I enjoyed a lot of the atmosphere that the story creates of something secret and weird around this land. Early suggestions that Miss Mary Belle is more than expert in herbal remedies are alluded to while the new settlement is now writhed in fog and apparently haunted by a woman in white – a strange piece of southern gothic that does give the reader a sense of a strange place. Atakora does show the cruelty of slavery and its horrible unpredictability that one day you may be respected and next tortured or killed based on your owner’s mood swings. But as well as slavery we also get a look at how Black people were living post emancipation – this for me as a UK reader was something we don’t see very often and it’s fascinating how we see that freed slaves were still persecuted, and the dawning of the Ku Klux Klan are coming to the settlement’s attention in a terrible fashion. Despite that we see Back people here more as slaves celebrating religion, mourning the dead, beginning education, and finding love all of which gives the world depth.

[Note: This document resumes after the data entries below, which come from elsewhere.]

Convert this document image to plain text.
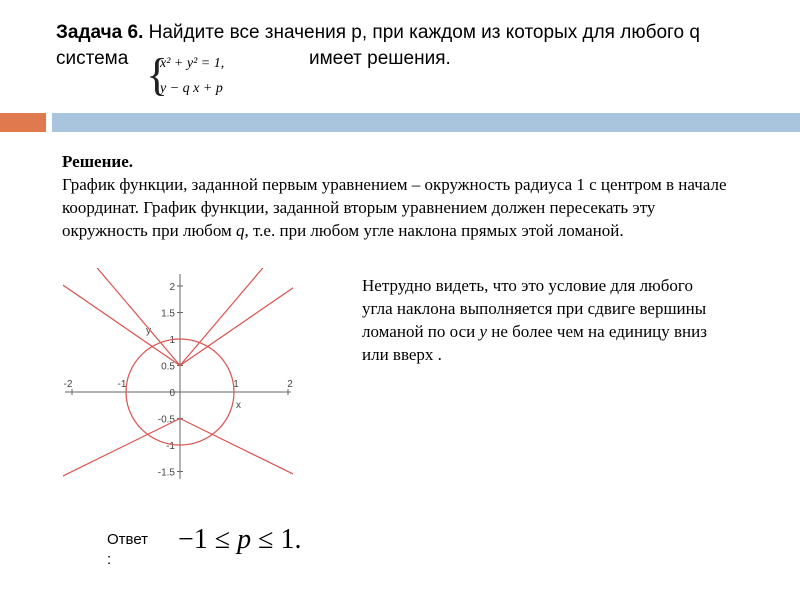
Задача 6. Найдите все значения p, при каждом из которых для любого q
система	имеет решения.
{
x² + y² = 1,
y − q x + p
Решение.
График функции, заданной первым уравнением – окружность радиуса 1 с центром в начале координат. График функции, заданной вторым уравнением должен пересекать эту окружность при любом q, т.е. при любом угле наклона прямых этой ломаной.
Нетрудно видеть, что это условие для любого угла наклона выполняется при сдвиге вершины ломаной по оси y не более чем на единицу вниз или вверх .
-2	-1	1	2
2
1.5
1
0.5
0
-0.5
-1
-1.5
x
y
Ответ
:
−1 ≤ p ≤ 1.
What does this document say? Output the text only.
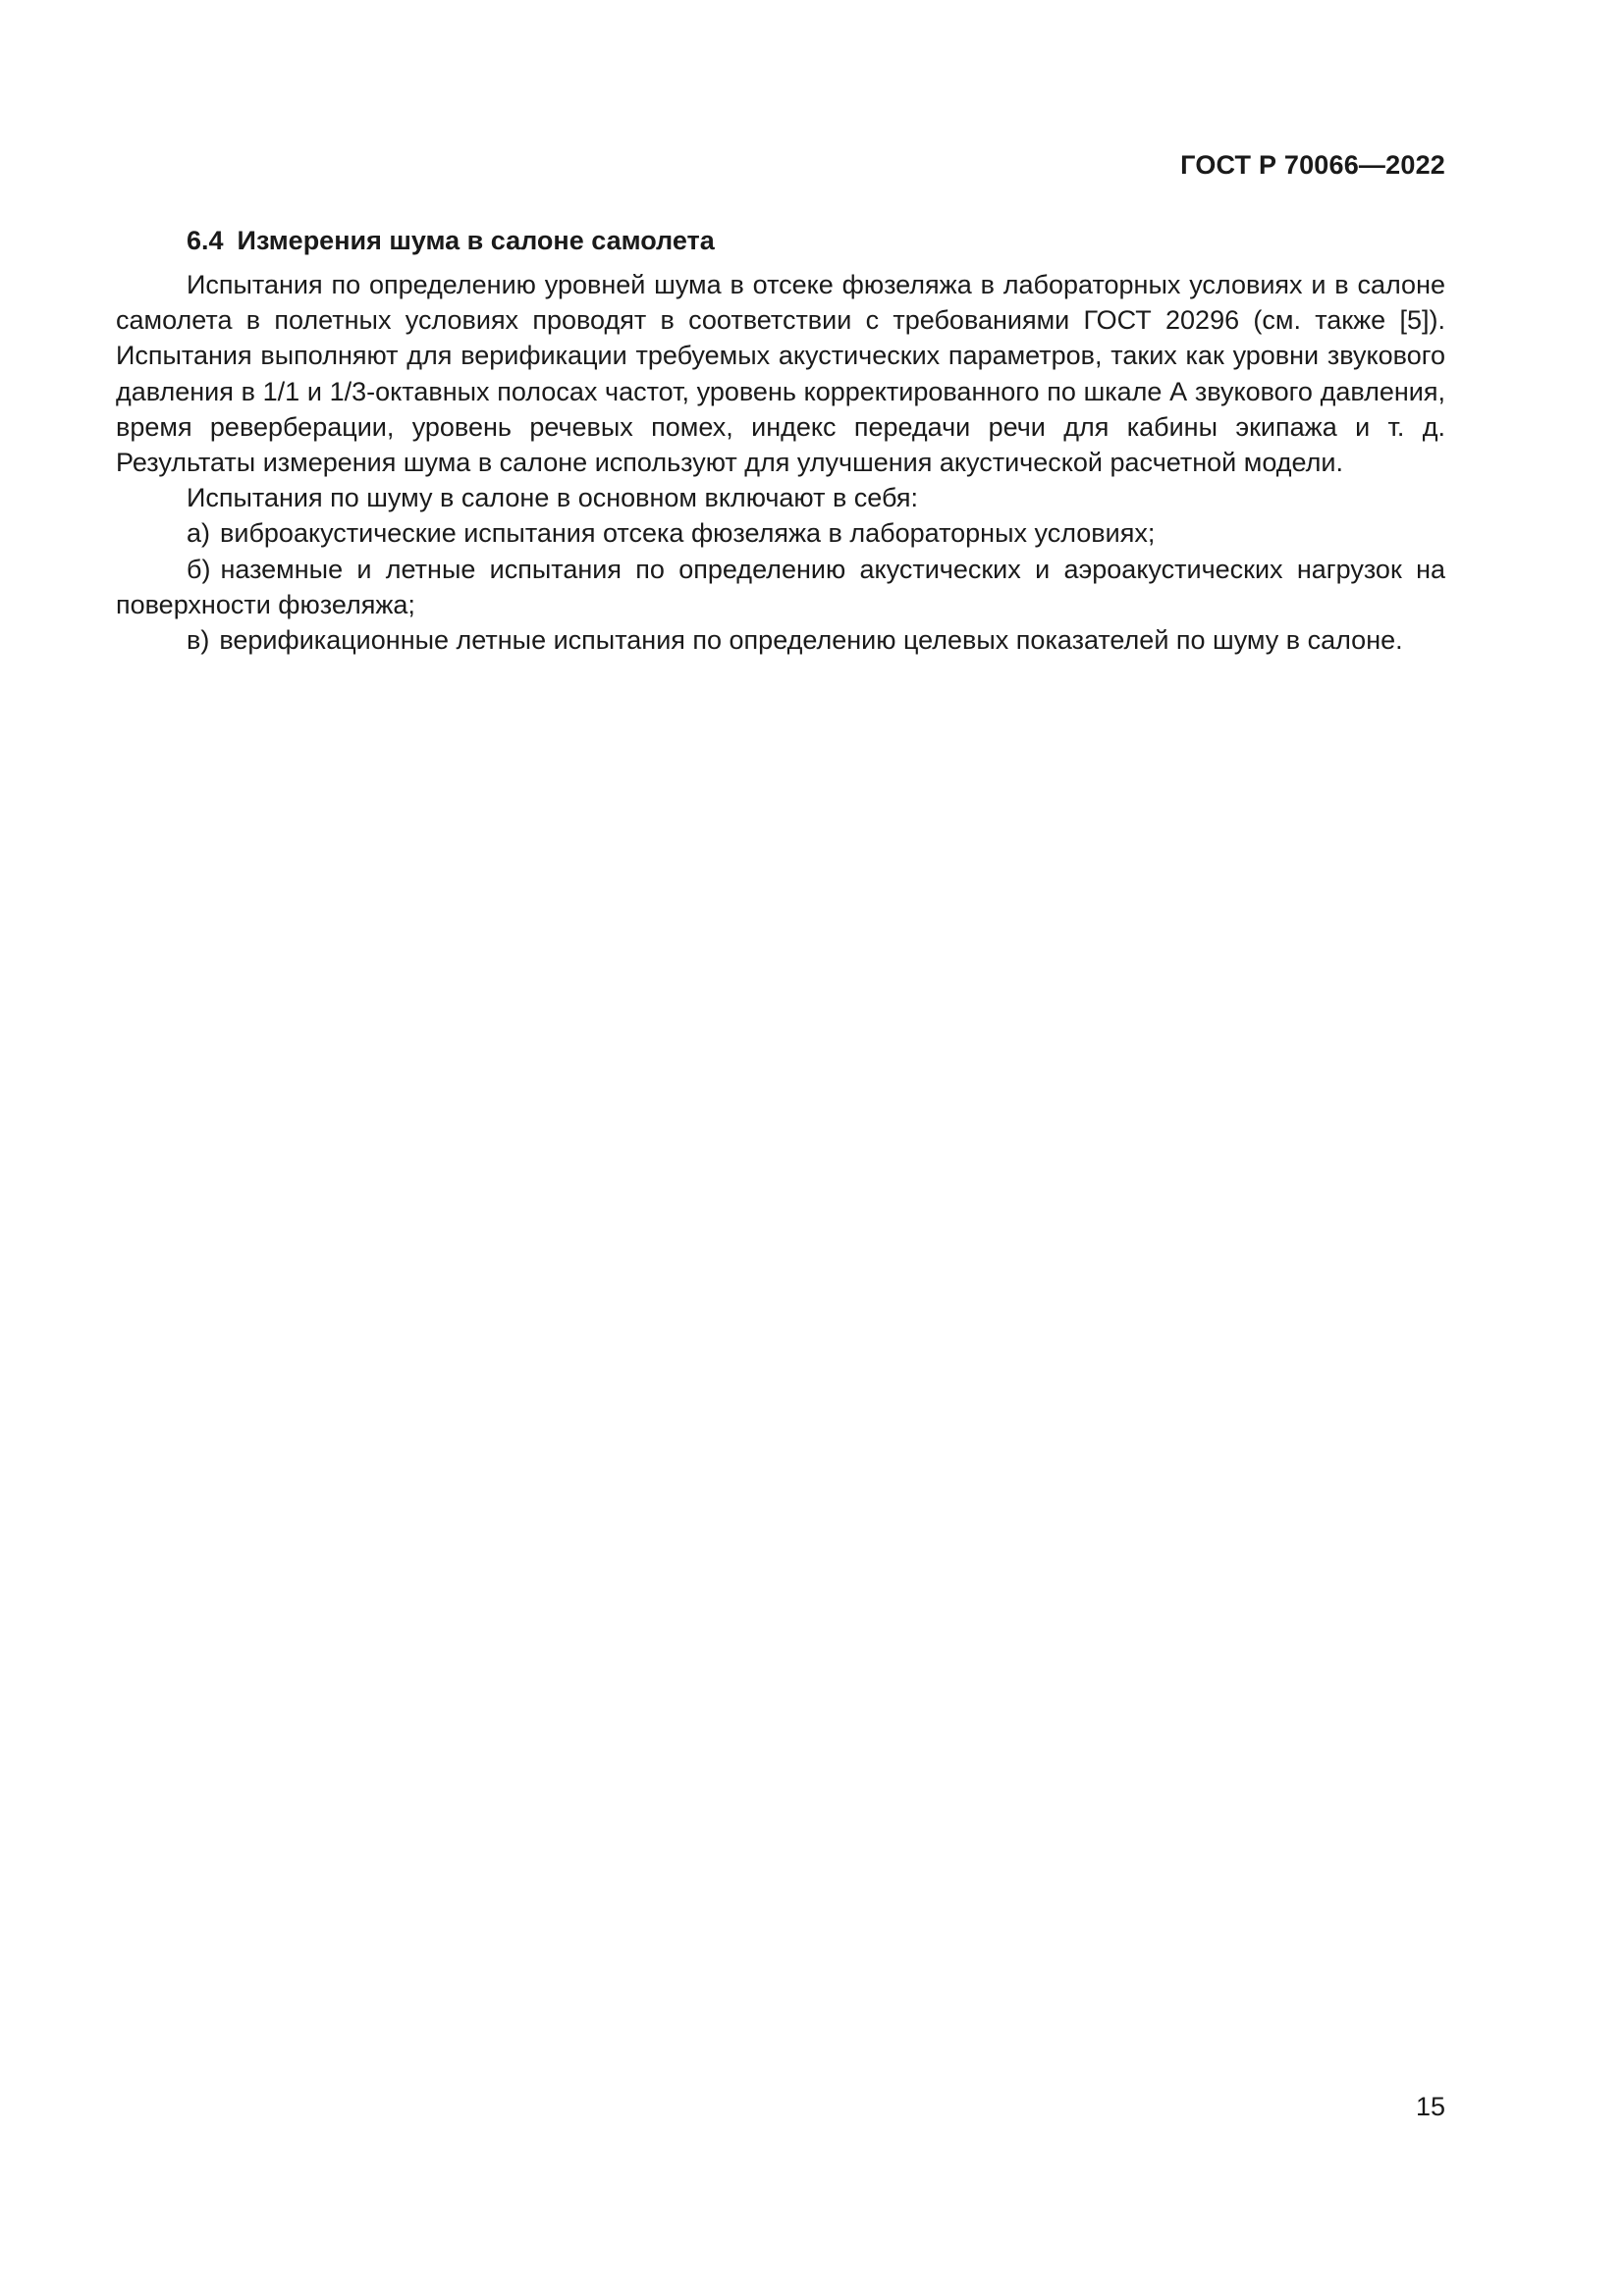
ГОСТ Р 70066—2022
6.4 Измерения шума в салоне самолета

Испытания по определению уровней шума в отсеке фюзеляжа в лабораторных условиях и в салоне самолета в полетных условиях проводят в соответствии с требованиями ГОСТ 20296 (см. также [5]). Испытания выполняют для верификации требуемых акустических параметров, таких как уровни звукового давления в 1/1 и 1/3-октавных полосах частот, уровень корректированного по шкале А звукового давления, время реверберации, уровень речевых помех, индекс передачи речи для кабины экипажа и т. д. Результаты измерения шума в салоне используют для улучшения акустической расчетной модели.

Испытания по шуму в салоне в основном включают в себя:

а) виброакустические испытания отсека фюзеляжа в лабораторных условиях;

б) наземные и летные испытания по определению акустических и аэроакустических нагрузок на поверхности фюзеляжа;

в) верификационные летные испытания по определению целевых показателей по шуму в салоне.

15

My issue with the novel is that it is trying to do a little too much at once and rarely stays on one plot thread long enough to allow things to breathe and yet these all get in the way of pace. The ambition is to be credited but either slimming the plot threads or perhaps giving time for a story to progress may have helped pick up the novel in its later chapters. The constant back and forth makes it hard for the characters to fully come to life and I’m still not sure if Atakora successfully landed all the stories by the end.

This was an interesting tale, and I liked the ambition and range that Atakora has shown in the debut and is certainly an author I will be looking out for in the future to see what they are capable of after a promising debut tackling very difficult subjects.